With support from the Improving Undergraduate STEM Education: Hispanic-Serving Institutions (HSI) Program, this Track 2 project aims to diversify Ecology and Evolutionary Biology degree participation and career pursuits by integrating evidence-based reforms at the course, departmental, and institutional levels.

This project is grounded in the perspective that disciplinary learning, which is a central component to a student's declared major, their advancement to upper-division coursework, degree attainment and career participation, is a critical yet understudied and underutilized equity indicator. As such, disciplinary learning is a potentially foundational strategy for diversifying STEM disciplines. Therefore, monitoring learning is essential for instructors, departments, and institutions to empirically determine whether undergraduate coursework is fostering disciplinary inclusion or exclusion. Using a novel equity framework, this project integrates measures that capture critical facets of learning and allow stakeholders to generate meaningful indicators of progress towards equity goals.
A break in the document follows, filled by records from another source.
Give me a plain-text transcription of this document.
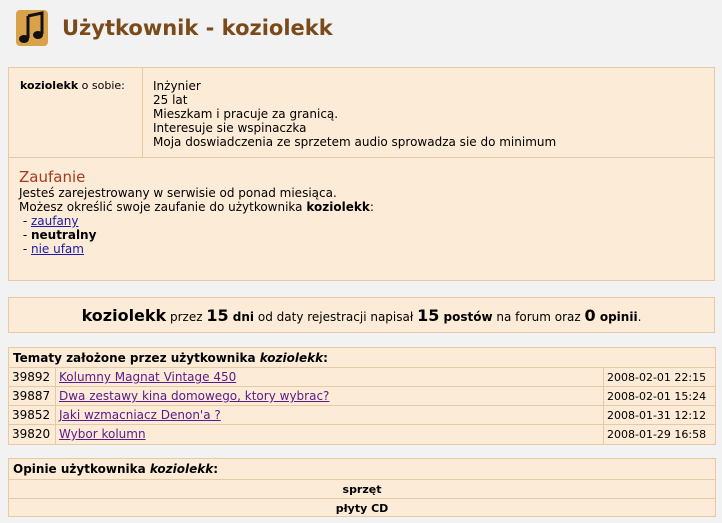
Użytkownik - koziolekk
koziolekk o sobie:	Inżynier
25 lat
Mieszkam i pracuje za granicą.
Interesuje sie wspinaczka
Moja doswiadczenia ze sprzetem audio sprowadza sie do minimum
Zaufanie
Jesteś zarejestrowany w serwisie od ponad miesiąca.
Możesz określić swoje zaufanie do użytkownika koziolekk:
- zaufany
- neutralny
- nie ufam
koziolekk przez 15 dni od daty rejestracji napisał 15 postów na forum oraz 0 opinii.
Tematy założone przez użytkownika koziolekk:
39892 Kolumny Magnat Vintage 450	2008-02-01 22:15
39887 Dwa zestawy kina domowego, ktory wybrac?	2008-02-01 15:24
39852 Jaki wzmacniacz Denon'a ?	2008-01-31 12:12
39820 Wybor kolumn	2008-01-29 16:58
Opinie użytkownika koziolekk:
sprzęt
płyty CD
This new indicator has the potential to fill a gap in evidence-based decision making at undergraduate institutions.

At the classroom scale, the project will begin reform efforts in gateway biology courses by

  1. expanding a recently published active-learning and misconception-focused instructional approach through the interweaving of culturally-relevant curricula,
  2. integrating an Undergraduate Teaching Assistant program into biology classes to maximize student engagement and inclusion, and
  3. developing Ecology and Evolution-related career modules to link disciplinary concepts to real-world applications.

Because gateway biology is only the beginning of a student's academic journey, this project extends to the departmental scale by establishing a faculty learning community among faculty who teach the next level of ecology and evolution courses. This step will lay the groundwork to expand reforms into the next sequence of courses in the degree pathway.

At the institutional scale, the project strengthens nascent partnerships with key institutional centers to develop and deploy modules about ecology and evolution careers directly into the classroom early in a student's college experience. The approaches, materials, and results emerging from this work will be published and shared broadly with other Hispanic and Minority Serving Institutions.

The HSI Program aims to enhance undergraduate STEM education, broaden participation in STEM, and build capacity at HSIs. Achieving these aims, given the diverse nature and context of the HSIs, requires innovative approaches that incentivize institutional and community transformation and promote fundamental research (i) on engaged student learning, (ii) about what it takes to diversify and increase participation in STEM effectively, and (iii) that improves our understanding of how to build institutional capacity at HSIs are supported by this program.